Dance as a Learning Platform

Hubbard Street Dance Chicago

Funding Received: 2012
Chicago, IL
Funding Period: 1 year and 5 months
January 24, 2013

Using dance as a learning platform for business, Hubbard Street Dance Chicago is collaborating with more than 60 tech startups inhabiting 1871, a newly created co-working space in Chicago’s Merchandise Mart.

ArtPlace spoke with Jason Palmquist, Hubbard Street's Executive Director, about the project.

ARTPLACE: What is the biggest risk you've taken in your efforts? How did you get burned, or how did you prevail?

PALMQUIST: I think the decision to enter the “creative placemaking” space represented the most significant risk for us as an institution.

At the most basic level, Hubbard Street is a producing organization with a company of artists who create beautiful work on stage. But, we are also a training organization with over 70 dance classes a week for aspiring professionals and hobbyists alike. And, we are organization in public school classrooms every day, bringing movement and the choreographic process together with core curriculum. Now, we are an organization that is attempting to increase the vibrancy and vitality of a place.
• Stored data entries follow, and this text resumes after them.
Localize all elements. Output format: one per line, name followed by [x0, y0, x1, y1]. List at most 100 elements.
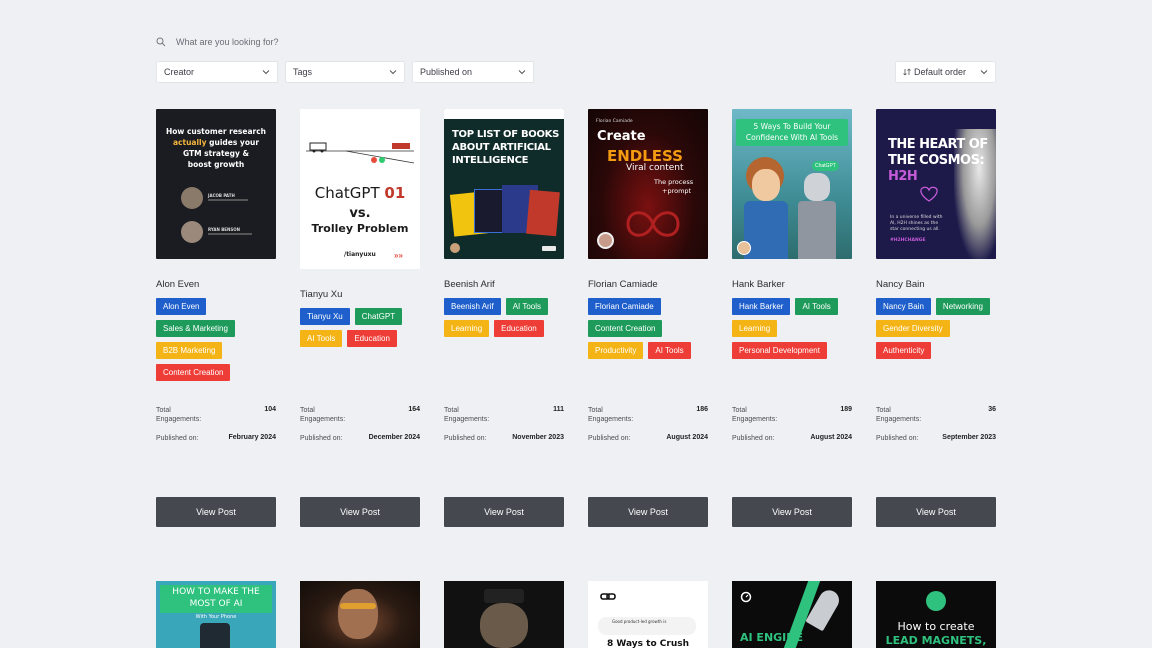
- trolley-illustration: [306, 142, 414, 164]
- tag[interactable]: Beenish Arif: [444, 298, 501, 315]
- post-card: Florian Camiade Create ENDLESS Viral con…: [588, 109, 708, 529]
- tag[interactable]: Nancy Bain: [876, 298, 931, 315]
- tag[interactable]: AI Tools: [795, 298, 838, 315]
- post-thumbnail[interactable]: How customer research actually guides yo…: [156, 109, 276, 259]
- search-input[interactable]: [176, 37, 476, 47]
- avatar: [181, 221, 203, 243]
- post-thumbnail[interactable]: ChatGPT 01 vs. Trolley Problem /tianyuxu…: [300, 109, 420, 269]
- filter-bar: Creator Tags Published on: [156, 61, 534, 83]
- tag[interactable]: AI Tools: [648, 342, 691, 359]
- view-post-button[interactable]: View Post: [444, 497, 564, 527]
- thumb-text: With Your Phone: [195, 614, 237, 620]
- tags-filter[interactable]: Tags: [285, 61, 405, 83]
- tag[interactable]: Education: [494, 320, 544, 337]
- tag[interactable]: Sales & Marketing: [156, 320, 235, 337]
- tag[interactable]: Gender Diversity: [876, 320, 950, 337]
- tag[interactable]: Networking: [935, 298, 990, 315]
- post-thumbnail[interactable]: How to create LEAD MAGNETS,: [876, 581, 996, 648]
- tag[interactable]: Content Creation: [588, 320, 663, 337]
- tag[interactable]: AI Tools: [300, 330, 343, 347]
- chat-bubble: ChatGPT: [812, 161, 839, 171]
- total-engagements-label: Total Engagements:: [732, 407, 778, 423]
- creator-name[interactable]: Alon Even: [156, 279, 199, 290]
- thumb-text: LEAD MAGNETS,: [885, 634, 987, 647]
- published-on-value: February 2024: [228, 434, 276, 441]
- post-thumbnail[interactable]: AI ENGINE: [732, 581, 852, 648]
- thumb-text: How to create: [897, 620, 975, 633]
- post-card: ChatGPT 01 vs. Trolley Problem /tianyuxu…: [300, 109, 420, 529]
- avatar: [181, 187, 203, 209]
- tag[interactable]: Tianyu Xu: [300, 308, 350, 325]
- post-thumbnail[interactable]: [444, 581, 564, 648]
- total-engagements-value: 36: [988, 406, 996, 413]
- view-post-button[interactable]: View Post: [876, 497, 996, 527]
- creator-name[interactable]: Nancy Bain: [876, 279, 925, 290]
- thumb-text: 01: [384, 184, 406, 202]
- post-thumbnail[interactable]: THE HEART OF THE COSMOS: H2H In a univer…: [876, 109, 996, 259]
- sort-icon: [903, 68, 911, 76]
- tag[interactable]: Content Creation: [156, 364, 231, 381]
- search-icon: [156, 37, 166, 47]
- post-card: 5 Ways To Build Your Confidence With AI …: [732, 109, 852, 529]
- post-thumbnail[interactable]: TOP LIST OF BOOKS ABOUT ARTIFICIAL INTEL…: [444, 109, 564, 259]
- view-post-button[interactable]: View Post: [588, 497, 708, 527]
- thumb-text: guides your: [206, 138, 260, 147]
- thumb-text: INTELLIGENCE: [452, 155, 529, 166]
- tag[interactable]: AI Tools: [505, 298, 549, 315]
- robot-head: [804, 173, 830, 201]
- creator-name[interactable]: Florian Camiade: [588, 279, 658, 290]
- thumb-text: TOP LIST OF BOOKS: [452, 129, 560, 140]
- infinity-icon: [626, 211, 680, 237]
- post-thumbnail[interactable]: HOW TO MAKE THE MOST OF AI With Your Pho…: [156, 581, 276, 648]
- sort-select[interactable]: Default order: [895, 61, 996, 83]
- creator-name[interactable]: Beenish Arif: [444, 279, 495, 290]
- tag[interactable]: Authenticity: [876, 342, 932, 359]
- published-on-value: November 2023: [512, 434, 564, 441]
- tag[interactable]: Learning: [732, 320, 778, 337]
- character-face: [752, 169, 780, 201]
- published-on-label: Published on:: [300, 435, 343, 442]
- published-on-value: December 2024: [368, 434, 420, 441]
- total-engagements-label: Total Engagements:: [300, 407, 346, 423]
- thumb-text: actually: [172, 138, 207, 147]
- tag-list: Florian Camiade Content Creation Product…: [588, 298, 708, 359]
- post-thumbnail[interactable]: 5 Ways To Build Your Confidence With AI …: [732, 109, 852, 259]
- total-engagements-label: Total Engagements:: [588, 407, 634, 423]
- total-engagements-value: 164: [408, 406, 420, 413]
- creator-name[interactable]: Tianyu Xu: [300, 289, 342, 300]
- thumb-text: Confidence With AI Tools: [745, 133, 839, 142]
- tag[interactable]: Productivity: [588, 342, 644, 359]
- published-on-filter[interactable]: Published on: [412, 61, 534, 83]
- post-thumbnail[interactable]: Good product-led growth is 8 Ways to Cru…: [588, 581, 708, 648]
- post-grid-row-2: HOW TO MAKE THE MOST OF AI With Your Pho…: [156, 581, 996, 648]
- thumb-text: H2H: [888, 169, 918, 184]
- view-post-button[interactable]: View Post: [732, 497, 852, 527]
- tag[interactable]: Personal Development: [732, 342, 827, 359]
- thumb-text: How customer research: [165, 127, 267, 136]
- tag[interactable]: Alon Even: [156, 298, 207, 315]
- post-thumbnail[interactable]: [300, 581, 420, 648]
- post-thumbnail[interactable]: Florian Camiade Create ENDLESS Viral con…: [588, 109, 708, 259]
- total-engagements-label: Total Engagements:: [156, 407, 202, 423]
- sort-label: Default order: [914, 67, 967, 77]
- tag[interactable]: Learning: [444, 320, 490, 337]
- published-on-label: Published on:: [876, 435, 919, 442]
- view-post-button[interactable]: View Post: [156, 497, 276, 527]
- tag[interactable]: ChatGPT: [354, 308, 403, 325]
- page: { "search": {"placeholder": "What are yo…: [0, 0, 1152, 648]
- creator-filter[interactable]: Creator: [156, 61, 278, 83]
- tag-list: Hank Barker AI Tools Learning Personal D…: [732, 298, 852, 359]
- avatar: [597, 232, 614, 249]
- book-cover: [526, 189, 560, 237]
- search-bar[interactable]: [156, 34, 556, 50]
- creator-name[interactable]: Hank Barker: [732, 279, 785, 290]
- published-on-filter-label: Published on: [420, 67, 473, 77]
- thumb-text: vs.: [349, 206, 371, 221]
- tag[interactable]: B2B Marketing: [156, 342, 223, 359]
- tag[interactable]: Hank Barker: [732, 298, 791, 315]
- tag[interactable]: Education: [347, 330, 397, 347]
- thumb-text: star connecting us all.: [890, 227, 940, 232]
- post-stats: Total Engagements: 189 Published on: Augus…: [732, 406, 852, 453]
- tag[interactable]: Florian Camiade: [588, 298, 661, 315]
- view-post-button[interactable]: View Post: [300, 497, 420, 527]
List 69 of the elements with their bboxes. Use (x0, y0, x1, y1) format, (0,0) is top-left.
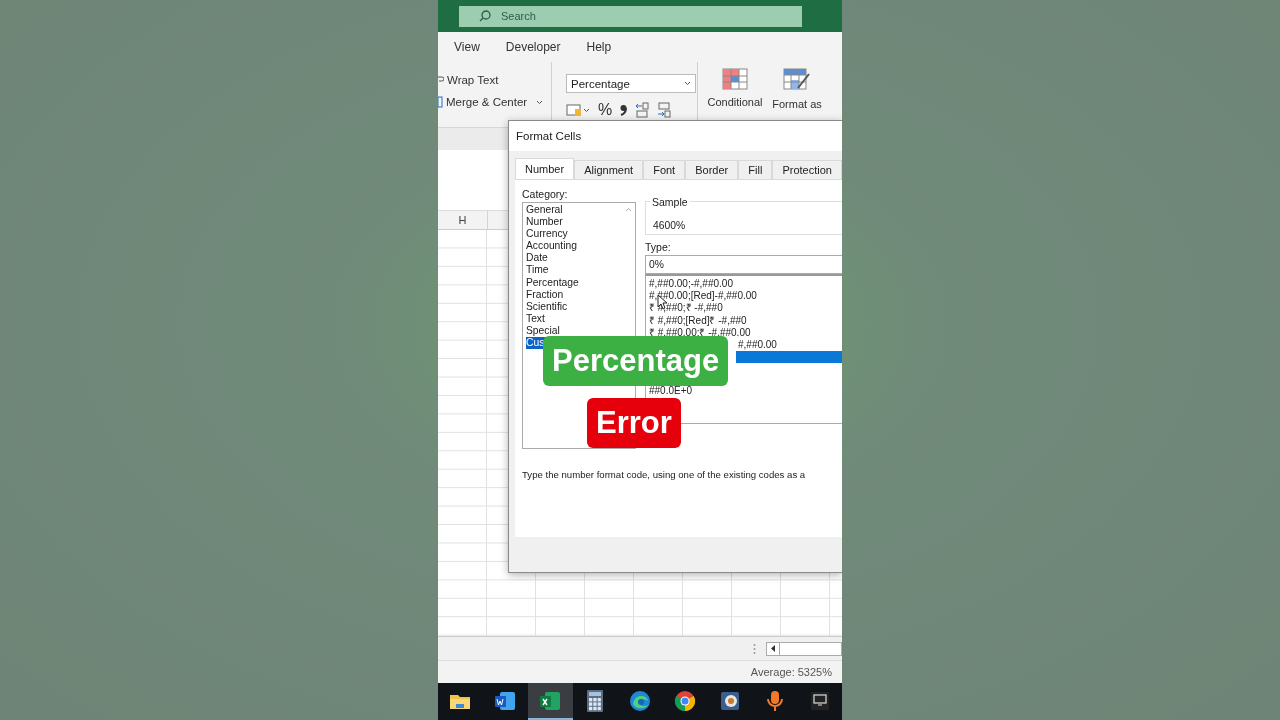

It adds another layer of complexity to what is already a very complex organization. In the next two months alone, Hubbard Street (the main company or HS2) will have performances in over 25 cities on three continents, which will include the world premiere of a new work from Alonzo King in a unique two-company collaboration with LINES Ballet. And, we will audition hundreds of aspiring pre-professionals in 10 additional cities for our summer intensive program. And, next Monday, we will sit down with a number of entrepreneurs in an intimate classroom setting to talk about innovation – and how dance can inform their attempts to build their business.

Ultimately, it’s all of these things in combination that serve a selfish institutional purpose – they ensure that Hubbard Street, as a 35-year old contemporary dance company, remains relevant – on the world’s stage and in our own city. The commitment of a portion of our limited resources, financial as well as in capacity, represents a risk, but one we believe will have a big payoff.

We’re now almost halfway through our ArtPlace residency – we had two site-specific performances at 1871, we’ve invited 1871 members to two performances at the Harris Theater, we’ve created four films about dance as a learning platform, and we’re about to have the second of our classroom experiences. We expect the lessons learned from the first half of the project to deeply inform the second half, and look forward to seeing what we’ll discover.